事件を担当する刑事も必死に捜査はしているが結果が出なく、被害者の家族からは煽りをくらうし、上司は非協力的だし…と、色々と刑事に同情するんだが、特に刑事が白人家族の家で事情聴取している時、刑事は冷静に家族から話を聞きだしているように見えるんだが、家族側から見ると「淡々としてるのね、ちゃんと調べてるの?」みたいな感じに見えちゃうところが面白かったです。警察の捜査にしびれを切らしたヒュー・ジャックマンは、自ら容疑者を拉致・監禁するという大胆な行動を取り、黒人の父親に「娘の為に協力してくれ!」と殺し文句を言い、半ば強制的に拷問の手伝いをさせたりと、二つの家族が負の連鎖でどん底に落ちていく流れがイイですね。途中黒人の母親に拉致している事がばれてますます、二家族の関係性がますます悪くなるあたりの絶望感、後戻りが出来ない感が凄く出ていて良かったです。ただ白人の母親はその辺の話に関わってなくて、誘拐されたショックでほとんど寝てばっかなんですよ。娘がいなくなった母親の苦悩が感じられない。たまにひょっこり目を覚ましては「娘を見たわ!」と一応母親としての存在感を見せてはいるんですが、あれだけじゃ正直薄いですね。

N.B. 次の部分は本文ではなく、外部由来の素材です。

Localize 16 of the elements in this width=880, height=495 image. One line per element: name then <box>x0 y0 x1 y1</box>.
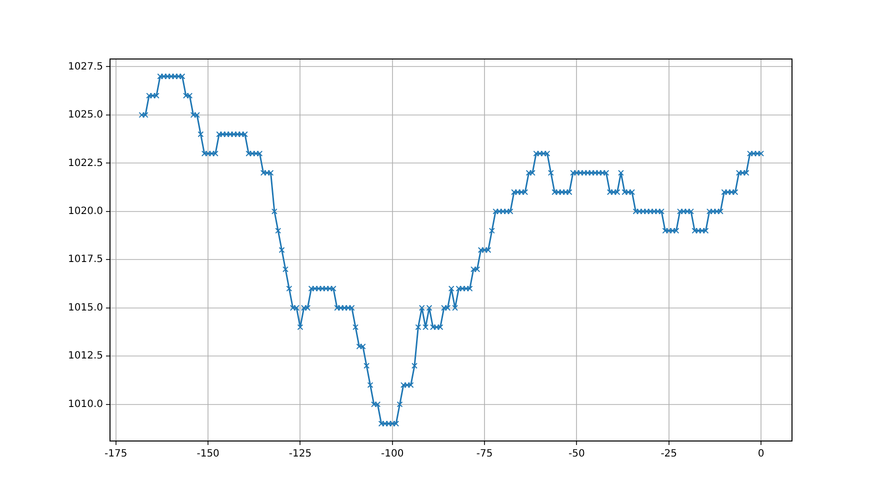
y-tick-label: 1015.0 <box>68 302 103 314</box>
y-tick-label: 1025.0 <box>68 110 103 121</box>
x-tick-label: -25 <box>660 448 678 460</box>
x-tick-label: -100 <box>381 448 404 460</box>
y-tick-label: 1027.5 <box>68 61 103 72</box>
y-tick-label: 1012.5 <box>68 350 103 362</box>
x-tick-label: -150 <box>196 448 220 460</box>
x-tick-label: -50 <box>568 448 585 460</box>
y-tick-label: 1017.5 <box>68 254 103 266</box>
y-tick-label: 1020.0 <box>68 206 103 218</box>
y-tick-label: 1010.0 <box>68 398 103 410</box>
x-tick-label: -125 <box>288 448 312 460</box>
x-tick-label: -175 <box>104 448 128 460</box>
x-tick-label: 0 <box>758 448 764 460</box>
y-tick-label: 1022.5 <box>68 158 103 169</box>
x-tick-label: -75 <box>476 448 493 460</box>
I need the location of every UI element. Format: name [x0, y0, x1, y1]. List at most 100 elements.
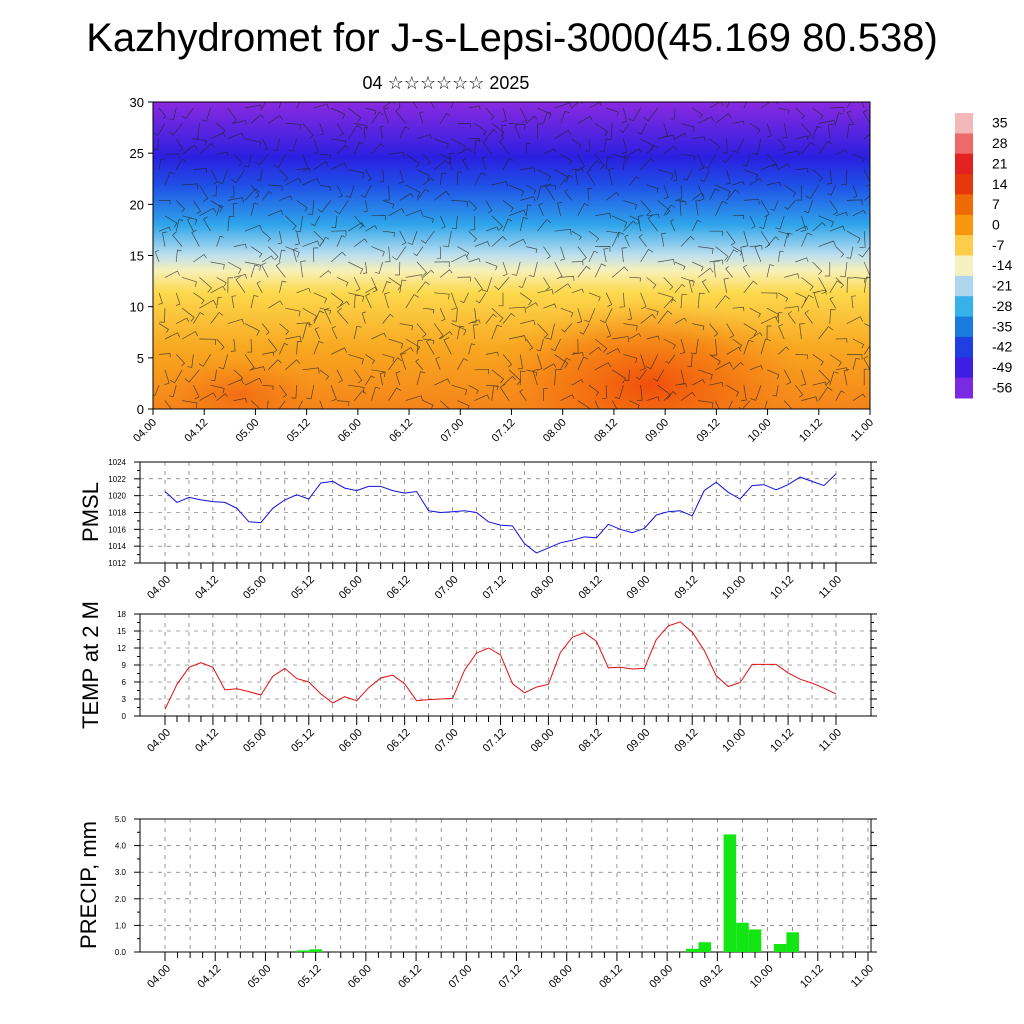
wind-barb [485, 261, 498, 271]
wind-barb [571, 102, 583, 109]
wind-barb [365, 293, 372, 309]
wind-barb [674, 283, 686, 294]
wind-barb [784, 150, 800, 156]
wind-barb [169, 385, 177, 398]
wind-barb [605, 292, 613, 307]
wind-barb [732, 138, 745, 153]
wind-barb [852, 184, 858, 199]
wind-barb [405, 209, 424, 217]
wind-barb [543, 363, 557, 371]
wind-barb [760, 102, 778, 109]
wind-barb [193, 385, 200, 400]
wind-barb [474, 139, 481, 155]
wind-barb [348, 169, 365, 179]
wind-barb [227, 277, 234, 293]
wind-barb [812, 381, 827, 387]
wind-barb [250, 295, 259, 309]
wind-barb [829, 354, 842, 367]
wind-barb [210, 169, 218, 185]
wind-barb [715, 361, 733, 371]
wind-barb [670, 107, 676, 120]
wind-barb [702, 154, 716, 169]
wind-barb [725, 266, 733, 278]
wind-barb [657, 200, 671, 216]
precip-bar [736, 922, 749, 952]
wind-barb [405, 338, 421, 353]
wind-barb [560, 307, 574, 318]
x-tick-label: 08.00 [529, 727, 557, 755]
wind-barb [818, 369, 831, 386]
wind-barb [388, 387, 402, 401]
wind-barb [275, 262, 286, 278]
x-tick-label: 11.00 [817, 574, 844, 601]
wind-barb [354, 123, 368, 131]
wind-barb [588, 346, 602, 355]
wind-barb [741, 385, 747, 402]
wind-barb [508, 306, 526, 313]
wind-barb [451, 292, 458, 311]
wind-barb [491, 324, 503, 340]
wind-barb [603, 248, 609, 263]
wind-barb [742, 154, 751, 167]
wind-barb [554, 283, 572, 294]
wind-barb [801, 232, 813, 247]
wind-barb [713, 260, 720, 278]
panel-background [140, 614, 871, 716]
wind-barb [430, 102, 435, 109]
wind-barb [319, 184, 332, 191]
wind-barb [606, 107, 619, 117]
wind-barb [784, 200, 796, 210]
wind-barb [829, 225, 846, 232]
wind-barb [416, 188, 430, 201]
y-tick-label: 2.0 [115, 895, 127, 904]
wind-barb [726, 249, 739, 263]
wind-barb [629, 176, 640, 186]
wind-barb [268, 300, 283, 309]
wind-barb [862, 109, 870, 124]
wind-barb [371, 277, 378, 293]
wind-barb [749, 332, 763, 340]
wind-barb [379, 169, 385, 183]
colorbar-swatch [955, 316, 973, 338]
wind-barb [199, 207, 217, 217]
wind-barb [231, 169, 246, 184]
wind-barb [481, 156, 487, 170]
wind-barb [468, 319, 481, 324]
wind-barb [852, 153, 865, 163]
wind-barb [653, 369, 665, 382]
wind-barb [715, 400, 720, 409]
wind-barb [697, 292, 705, 309]
wind-barb [571, 261, 584, 266]
wind-barb [804, 310, 813, 324]
wind-barb [439, 112, 451, 124]
wind-barb [182, 277, 198, 287]
wind-barb [468, 105, 481, 110]
wind-barb [261, 138, 268, 151]
wind-barb [846, 199, 863, 206]
wind-barb [451, 323, 467, 336]
wind-barb [422, 177, 435, 186]
wind-barb [624, 234, 630, 247]
wind-barb [317, 200, 332, 213]
wind-barb [268, 184, 283, 192]
wind-barb [749, 245, 763, 250]
colorbar-swatch [955, 336, 973, 358]
wind-barb [709, 381, 724, 387]
wind-barb [536, 354, 543, 371]
wind-barb [738, 400, 751, 409]
wind-barb [193, 138, 207, 146]
wind-barb [261, 102, 266, 109]
wind-barb [279, 342, 289, 355]
wind-barb [691, 192, 705, 201]
wind-barb [210, 261, 225, 270]
wind-barb [732, 215, 745, 220]
wind-barb [313, 292, 328, 304]
x-tick-label: 04.12 [193, 727, 221, 755]
wind-barb [193, 168, 208, 173]
wind-barb [336, 277, 349, 287]
wind-barb [439, 308, 446, 322]
x-tick-label: 05.00 [234, 417, 262, 445]
x-tick-label: 07.12 [497, 963, 525, 991]
y-tick-label: 1012 [108, 559, 126, 568]
wind-barb [697, 154, 704, 171]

あと犯人はあいつかよー?って分かったときは「無理あるだろー!」と不満を感じましたが、それでもこの映画は面白かったと思います。シャラマン的と言うか「面白いことやってるな」と感じる監督さんでした。個人的にラストの犯人に不満を持っていたので、エンディングの笛のシーンは「ちょっと格好良すぎ。」と少々鼻につきましたが、監督のデニ・ヴィルヌーヴは1作目の灼熱の魂からくらべるとだいぶ成長しているように見えます。ただちょっと綺麗すぎですかね。娘も五体満足に帰ってきて良かったんですが、助かった娘から伝わる恐怖感とかは感じなかったです。あと一番の被害者は「フルボッコ」にされたあいつですかね。マジで可哀想でした。